С ума сойти! В фойе вошла Кармелита. Вот уж этого Тамара никак не ожидала. А ведь Игорь говорил, что девчонка не собиралась идти в театр. Так, теперь нужно срочно позвонить ему. Но сделать это следует спокойно, чтобы не привлекать внимания окружающих. Тамара достала из сумочки мобильный телефон, набрала номер и стала ждать ответного сигнала с подчеркнутым спокойствием.
Но когда послышалось «Алло» она горячо зашептала:
— Игорь, ты? Кармелита в театре. Да, представь себе. Я не знаю, что она здесь делает… Только что пришла. Нет-нет, пока никуда не уходи, жди. Да. Еще перезвоню.
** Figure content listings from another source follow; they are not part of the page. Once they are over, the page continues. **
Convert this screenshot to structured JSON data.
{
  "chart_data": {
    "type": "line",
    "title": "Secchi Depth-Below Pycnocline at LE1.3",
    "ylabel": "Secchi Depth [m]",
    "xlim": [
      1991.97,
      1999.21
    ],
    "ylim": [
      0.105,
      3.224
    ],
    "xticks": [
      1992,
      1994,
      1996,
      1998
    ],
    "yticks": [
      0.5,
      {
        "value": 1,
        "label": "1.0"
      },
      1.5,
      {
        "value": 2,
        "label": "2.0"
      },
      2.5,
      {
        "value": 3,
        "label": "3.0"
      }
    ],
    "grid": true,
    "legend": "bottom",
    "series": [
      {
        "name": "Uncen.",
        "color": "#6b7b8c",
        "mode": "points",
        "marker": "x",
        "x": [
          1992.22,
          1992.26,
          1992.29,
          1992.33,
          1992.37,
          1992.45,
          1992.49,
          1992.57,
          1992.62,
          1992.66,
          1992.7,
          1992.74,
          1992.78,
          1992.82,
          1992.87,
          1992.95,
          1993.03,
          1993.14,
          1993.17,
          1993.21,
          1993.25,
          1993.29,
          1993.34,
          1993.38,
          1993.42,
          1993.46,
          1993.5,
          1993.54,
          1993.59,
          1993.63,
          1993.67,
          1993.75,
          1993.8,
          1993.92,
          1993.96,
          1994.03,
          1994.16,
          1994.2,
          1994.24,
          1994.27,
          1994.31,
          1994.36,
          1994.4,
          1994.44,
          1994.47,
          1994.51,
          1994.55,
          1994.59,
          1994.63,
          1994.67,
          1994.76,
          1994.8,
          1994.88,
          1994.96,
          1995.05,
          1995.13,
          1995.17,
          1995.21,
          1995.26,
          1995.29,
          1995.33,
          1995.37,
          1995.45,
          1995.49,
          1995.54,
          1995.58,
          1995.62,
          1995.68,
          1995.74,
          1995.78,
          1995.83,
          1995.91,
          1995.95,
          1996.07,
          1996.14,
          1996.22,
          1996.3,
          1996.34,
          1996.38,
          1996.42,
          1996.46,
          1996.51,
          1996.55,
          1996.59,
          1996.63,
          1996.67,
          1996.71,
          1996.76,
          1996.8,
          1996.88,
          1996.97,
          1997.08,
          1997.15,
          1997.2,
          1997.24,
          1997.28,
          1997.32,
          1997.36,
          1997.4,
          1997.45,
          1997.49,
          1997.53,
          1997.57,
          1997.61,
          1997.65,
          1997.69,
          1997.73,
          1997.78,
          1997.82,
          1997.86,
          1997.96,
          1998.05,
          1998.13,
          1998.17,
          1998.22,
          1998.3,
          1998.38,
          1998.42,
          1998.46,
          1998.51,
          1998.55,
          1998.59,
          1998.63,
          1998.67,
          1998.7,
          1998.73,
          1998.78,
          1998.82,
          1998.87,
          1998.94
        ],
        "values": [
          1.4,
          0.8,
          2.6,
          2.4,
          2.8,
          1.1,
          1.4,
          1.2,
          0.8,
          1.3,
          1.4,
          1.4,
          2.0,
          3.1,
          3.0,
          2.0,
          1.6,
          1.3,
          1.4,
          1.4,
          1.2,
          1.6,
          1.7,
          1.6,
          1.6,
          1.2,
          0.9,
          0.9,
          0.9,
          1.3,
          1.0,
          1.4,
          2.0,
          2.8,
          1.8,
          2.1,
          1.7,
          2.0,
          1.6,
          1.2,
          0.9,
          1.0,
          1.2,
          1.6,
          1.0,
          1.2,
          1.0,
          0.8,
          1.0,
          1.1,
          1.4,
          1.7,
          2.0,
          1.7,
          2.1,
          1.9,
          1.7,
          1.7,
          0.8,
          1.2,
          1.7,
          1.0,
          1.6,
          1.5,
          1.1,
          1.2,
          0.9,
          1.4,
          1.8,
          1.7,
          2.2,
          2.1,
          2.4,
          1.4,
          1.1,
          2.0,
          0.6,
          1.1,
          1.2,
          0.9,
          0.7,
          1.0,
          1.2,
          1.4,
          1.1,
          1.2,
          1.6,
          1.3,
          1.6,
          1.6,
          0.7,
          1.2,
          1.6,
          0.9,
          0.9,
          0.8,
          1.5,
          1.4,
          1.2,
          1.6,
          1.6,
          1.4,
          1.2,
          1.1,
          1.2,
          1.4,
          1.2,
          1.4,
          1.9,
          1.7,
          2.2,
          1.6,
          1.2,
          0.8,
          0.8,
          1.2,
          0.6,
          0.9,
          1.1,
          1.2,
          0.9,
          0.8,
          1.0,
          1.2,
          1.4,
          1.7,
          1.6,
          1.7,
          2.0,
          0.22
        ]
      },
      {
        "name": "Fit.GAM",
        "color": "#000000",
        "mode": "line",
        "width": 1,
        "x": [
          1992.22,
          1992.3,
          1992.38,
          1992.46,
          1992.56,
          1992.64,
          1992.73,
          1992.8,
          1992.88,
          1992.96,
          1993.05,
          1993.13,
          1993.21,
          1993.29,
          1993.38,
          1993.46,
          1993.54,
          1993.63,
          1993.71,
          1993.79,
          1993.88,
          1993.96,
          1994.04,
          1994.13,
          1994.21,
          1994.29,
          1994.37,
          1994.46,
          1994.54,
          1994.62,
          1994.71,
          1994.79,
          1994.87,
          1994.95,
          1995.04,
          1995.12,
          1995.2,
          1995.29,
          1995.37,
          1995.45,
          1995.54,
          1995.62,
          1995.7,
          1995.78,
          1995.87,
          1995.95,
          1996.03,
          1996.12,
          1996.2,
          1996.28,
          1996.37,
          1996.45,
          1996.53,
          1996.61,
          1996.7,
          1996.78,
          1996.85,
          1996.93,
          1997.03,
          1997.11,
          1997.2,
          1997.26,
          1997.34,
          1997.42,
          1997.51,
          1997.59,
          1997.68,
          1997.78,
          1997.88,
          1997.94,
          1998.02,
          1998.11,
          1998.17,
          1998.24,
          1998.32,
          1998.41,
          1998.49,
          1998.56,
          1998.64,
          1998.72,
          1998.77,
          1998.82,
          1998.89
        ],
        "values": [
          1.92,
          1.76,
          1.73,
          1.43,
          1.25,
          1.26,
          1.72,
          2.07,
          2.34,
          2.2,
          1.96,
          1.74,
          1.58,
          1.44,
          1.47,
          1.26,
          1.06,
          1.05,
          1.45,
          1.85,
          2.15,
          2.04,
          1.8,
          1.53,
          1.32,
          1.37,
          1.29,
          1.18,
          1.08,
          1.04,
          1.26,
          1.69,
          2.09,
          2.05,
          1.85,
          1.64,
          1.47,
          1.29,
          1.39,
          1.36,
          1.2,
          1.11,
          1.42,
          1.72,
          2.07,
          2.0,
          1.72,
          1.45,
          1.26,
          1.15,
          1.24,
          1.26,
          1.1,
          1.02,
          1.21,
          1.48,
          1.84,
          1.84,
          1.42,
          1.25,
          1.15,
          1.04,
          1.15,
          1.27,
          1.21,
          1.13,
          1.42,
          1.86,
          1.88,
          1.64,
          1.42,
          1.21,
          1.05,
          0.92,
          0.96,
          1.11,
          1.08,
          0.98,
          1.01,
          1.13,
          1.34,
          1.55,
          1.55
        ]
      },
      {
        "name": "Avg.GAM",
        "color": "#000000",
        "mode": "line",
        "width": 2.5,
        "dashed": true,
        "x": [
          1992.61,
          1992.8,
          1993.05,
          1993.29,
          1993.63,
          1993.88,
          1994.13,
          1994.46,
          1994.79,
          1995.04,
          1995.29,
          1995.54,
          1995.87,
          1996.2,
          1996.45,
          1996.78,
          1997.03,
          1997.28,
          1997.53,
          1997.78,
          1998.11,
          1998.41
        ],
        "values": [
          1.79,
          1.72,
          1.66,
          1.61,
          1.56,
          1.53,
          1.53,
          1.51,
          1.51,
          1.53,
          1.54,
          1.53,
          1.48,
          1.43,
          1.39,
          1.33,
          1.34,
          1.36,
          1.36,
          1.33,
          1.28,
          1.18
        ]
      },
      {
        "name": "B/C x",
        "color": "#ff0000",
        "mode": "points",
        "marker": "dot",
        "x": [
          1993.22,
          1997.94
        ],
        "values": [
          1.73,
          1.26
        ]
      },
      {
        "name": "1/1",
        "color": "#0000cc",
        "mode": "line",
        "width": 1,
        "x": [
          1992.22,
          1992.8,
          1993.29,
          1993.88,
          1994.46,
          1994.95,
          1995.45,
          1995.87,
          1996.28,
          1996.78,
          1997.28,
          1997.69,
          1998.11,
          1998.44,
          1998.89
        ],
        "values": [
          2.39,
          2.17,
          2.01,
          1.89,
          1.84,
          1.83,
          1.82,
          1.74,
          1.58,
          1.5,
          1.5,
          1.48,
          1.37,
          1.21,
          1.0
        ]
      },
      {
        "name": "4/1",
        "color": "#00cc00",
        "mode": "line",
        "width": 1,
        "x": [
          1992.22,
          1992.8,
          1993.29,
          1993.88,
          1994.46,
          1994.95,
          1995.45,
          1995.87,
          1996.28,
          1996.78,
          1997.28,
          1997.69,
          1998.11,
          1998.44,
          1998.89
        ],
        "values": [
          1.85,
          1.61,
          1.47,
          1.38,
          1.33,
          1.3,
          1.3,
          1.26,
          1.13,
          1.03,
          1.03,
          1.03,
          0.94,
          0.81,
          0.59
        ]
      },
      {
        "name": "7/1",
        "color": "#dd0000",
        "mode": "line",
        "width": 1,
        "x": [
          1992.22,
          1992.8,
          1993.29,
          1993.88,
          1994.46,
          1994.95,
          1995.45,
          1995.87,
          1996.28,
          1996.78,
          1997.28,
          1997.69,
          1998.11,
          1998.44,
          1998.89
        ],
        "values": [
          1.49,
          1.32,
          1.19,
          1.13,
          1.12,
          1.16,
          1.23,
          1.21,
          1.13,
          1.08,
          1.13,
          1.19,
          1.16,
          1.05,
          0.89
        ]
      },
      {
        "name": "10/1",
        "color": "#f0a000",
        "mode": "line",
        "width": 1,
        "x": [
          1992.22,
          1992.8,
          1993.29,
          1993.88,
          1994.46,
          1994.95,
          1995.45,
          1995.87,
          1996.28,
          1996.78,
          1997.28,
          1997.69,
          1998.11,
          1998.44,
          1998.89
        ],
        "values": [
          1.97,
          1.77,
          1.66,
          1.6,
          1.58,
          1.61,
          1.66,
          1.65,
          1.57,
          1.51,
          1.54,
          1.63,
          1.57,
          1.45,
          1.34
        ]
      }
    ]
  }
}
Тамара спрятала телефон в сумочку. Обернулась и… увидела Антона:
— П-привет, сынок… — голос ее звучал несколько растерянно.
— Привет… Что ты здесь делаешь?
— Как что? Что все, то и я. Смотрю картины…
— Но живопись, насколько я помню, тебя никогда особо не интересовала…
— Ошибаешься. Просто ты меня плохо знаешь…
— Нет, мама. Это ты ошибаешься. Напротив, я тебя слишком хорошо знаю. Скажи честно, зачем ты сюда пришла?
— Я тебе уже объяснила: пришла посмотреть картины.
— Да? Но, по-моему, тебе никогда не нравились Светкины картины и тем более она сама…
— Неправда. И это ты говоришь матери??? Как раз мне Света всегда нравилась. И у нас с ней были неплохие отношения. А вот ты ее не любил. А сейчас, оказывается, жить без нее не можешь. Тебе это странным не кажется?! Нет?
Антон промолчал.
— Зато тебя удивляет, что мать пришла на выставку посмотреть картины?!
— Да, удивляет. Потому, что ты никогда и ничего не делаешь просто так.
— Ладно. А если я скажу, что пришла повидать тебя, ты мне поверишь?
— Конечно, — ответил Антон с иронией.
— Ты даже в это не веришь… сынок…
— Мама, остановись. Хватит.
— Да, что «хватит»? Я ведь действительно соскучилась по тебе, — говоря это, Тамара, в общем-то не врала. — Ты знаешь, мы в последнее время стали… совсем чужими людьми. Мне это больно.
— Мама!!! В то, что ты сюда пришла только ради меня, я… я в это никогда не поверю.
— А… а… зачем я сюда, по-твоему, пришла?
— Не знаю. Вот поэтому и спрашиваю.
— Все! Я устала от этого разговора. До свидания!
Тамара ушла подальше от подозрительного сына и… наткнулась на бывшего мужа.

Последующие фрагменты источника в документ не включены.